Attualità

Il Paese in bilico, il Buco Nero della nostra storia

di Giovanni Vasso -


Ci finisce tutta (o quasi) la Prima Repubblica nel “Buco Nero”, la nuova serie di Flavio Tranquillo che andrà in onda da stasera alle ore 21 su Sky Tg24 e sarà presto disponibile on demand. Un viaggio in sei puntate, dal ’47 fino al 1994, che si propone di raccontare una storia critica delle strategie della paura che hanno segnato la storia del nostro Paese.

Tranquillo, nel Buco nero c’è un periodo lunghissimo di cui, oggi, si sente perfino nostalgia. Che cosa sono stati quegli anni?

Sono stati molte cose insieme, naturalmente. La violenza e le stragi hanno convissuto con progressi enormi in campo sociale e culturale. Spinte nefaste e spinte feconde si sono succedute, creando un blocco nel quale è sbagliato cercare di isolare solo l’una o l’altra componente. Dentro questo blocco c’è stato anche qualcosa di trasversale: i registi di certe operazioni hanno usato mezzi biechi e raffinati per controllare e orientare politicamente i cittadini, violenza e stragi incluse.

Quanto pesa la drammatizzazione, la rappresentazione pop di quegli anni complessi e difficili, sulla memoria condivisa del Paese?

Se la memoria condivisa, a me piace di più “collettiva”, esiste, allora il lavoro che ho fatto ha poco senso. Io ipotizzo invece, e spero di non sbagliarmi, che purtroppo esistano molte memorie individuali, che non si sono fuse in una memoria collettiva per un numero enorme di fattori. Tra questi, c’è anche la preponderanza di un approccio “cinematografico” al tema rispetto a uno “storiografico”. I film sono una nobile attività, e non vanno certo criminalizzati, al pari di fiction, pubblicistica e memorialistica. La delicatezza e difficoltà del tema non può però fare a meno degli studiosi che si sono applicati al periodo. Dire che non abbiamo avuto una grande ribalta, anche per i loro limiti, mi pare eufemistico.

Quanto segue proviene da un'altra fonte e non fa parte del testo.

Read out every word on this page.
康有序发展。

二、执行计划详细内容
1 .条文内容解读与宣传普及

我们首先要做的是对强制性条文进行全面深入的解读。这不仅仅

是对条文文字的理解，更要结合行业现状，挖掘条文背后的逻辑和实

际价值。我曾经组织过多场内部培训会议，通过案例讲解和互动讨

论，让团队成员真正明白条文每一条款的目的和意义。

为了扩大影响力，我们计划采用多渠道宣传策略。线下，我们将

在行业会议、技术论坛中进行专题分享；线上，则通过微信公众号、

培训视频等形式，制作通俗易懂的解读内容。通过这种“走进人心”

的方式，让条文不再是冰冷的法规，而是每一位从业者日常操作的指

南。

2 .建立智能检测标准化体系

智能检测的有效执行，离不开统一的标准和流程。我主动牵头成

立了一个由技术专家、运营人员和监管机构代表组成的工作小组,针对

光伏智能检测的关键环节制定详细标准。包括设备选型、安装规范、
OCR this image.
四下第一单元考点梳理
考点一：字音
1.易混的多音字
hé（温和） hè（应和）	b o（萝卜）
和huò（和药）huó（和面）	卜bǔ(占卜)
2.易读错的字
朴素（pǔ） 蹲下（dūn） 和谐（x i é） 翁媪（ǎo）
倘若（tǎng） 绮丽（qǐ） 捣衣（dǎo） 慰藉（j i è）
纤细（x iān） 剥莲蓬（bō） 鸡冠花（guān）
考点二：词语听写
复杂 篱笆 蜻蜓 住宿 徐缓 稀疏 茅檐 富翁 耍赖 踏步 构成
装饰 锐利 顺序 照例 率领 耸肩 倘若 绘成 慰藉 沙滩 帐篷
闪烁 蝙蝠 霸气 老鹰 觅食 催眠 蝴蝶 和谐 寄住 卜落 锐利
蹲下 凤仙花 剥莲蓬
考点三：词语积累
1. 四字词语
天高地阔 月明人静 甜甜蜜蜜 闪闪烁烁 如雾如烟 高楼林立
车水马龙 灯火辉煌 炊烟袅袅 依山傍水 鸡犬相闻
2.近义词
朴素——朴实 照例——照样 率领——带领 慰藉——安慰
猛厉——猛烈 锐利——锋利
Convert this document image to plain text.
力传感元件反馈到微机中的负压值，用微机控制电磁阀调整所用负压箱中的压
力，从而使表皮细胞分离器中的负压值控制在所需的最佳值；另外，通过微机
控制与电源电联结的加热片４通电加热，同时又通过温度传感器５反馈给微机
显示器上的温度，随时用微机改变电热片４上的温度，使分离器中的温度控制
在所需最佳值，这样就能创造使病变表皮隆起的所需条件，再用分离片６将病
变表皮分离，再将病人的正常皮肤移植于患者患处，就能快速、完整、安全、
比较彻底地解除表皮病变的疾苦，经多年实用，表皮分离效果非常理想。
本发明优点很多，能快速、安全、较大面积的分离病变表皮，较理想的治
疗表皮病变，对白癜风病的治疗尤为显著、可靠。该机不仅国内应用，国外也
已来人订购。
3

Provare a dargliela è il senso de “Il Buco nero”.

“Non sarà un’inchiesta e non darà risposte”. Eppure, di solito, chi si inerpica lungo i sentieri bui di quegli anni “ha” sempre una sua verità. Perché questa scelta?

Perché sarebbe arrogante, da parte di un outsider come il sottoscritto, partecipare al gioco di società del “chi è stato?”. Perché proprio con quel gioco di società abbiamo aggiunto caos a caos, facendo il gioco di quelli che Aldo Moro definì “gli strateghi della tensione”. E perché spesso confondiamo l’espressione “una verità” con “una verità qualsiasi”, quando invece dovremmo cercare una verità storica completa, che non significa affatto stabilire minuto per minuto cosa è successo, ma vedere i fatti nel loro insieme e comprenderne il senso.

Sei parole: complessità, paura, ideologia, inganni, Stato e comunicazione. Ma ce n’è anche un’altra: strategia. C’è tutto di quegli anni. Ma quanto c’è dei nostri tempi?

C’è tantissimo, perché non abbiamo risolto quei traumi, e ce li portiamo dietro per intero, e perché certe cose tornano ciclicamente. Il cammino di ricerca della verità storica mi pare l’unico in grado di rendere il paese più libero e la democrazia più compiuta. Solo che se ognuno vuole imporre la sua verità, spesso fondata su premesse parziali se non veri e propri pregiudizi, la suddetta democrazia resterà per sempre a scartamento ridotto. Anche perché la memoria di quei fatti sta scolorendo con il tempo.

Per spiegare le ragioni che l’hanno spinta, da grandissimo giornalista sportivo, a indagare negli anni del “buco nero” lei ricorda che “in quegli anni c’ero e dormivo”. Un richiamo al giovane Tranquillo o un appello alle coscienze che oggi si sono assopite?

Un richiamo forte a me stesso, con tutta l’autocritica che è possibile fare. Io però faccio, appunto, il giornalista sportivo, e a differenza del mio amico Francesco Piccolo non posso scrivere un romanzo sul tema. Posso provare a portare il mio mattoncino, di lettore di atti e fatti e di cultore di studi storici e sentenze, cioè il materiale che ho provato a compendiare, da cittadino per i cittadini.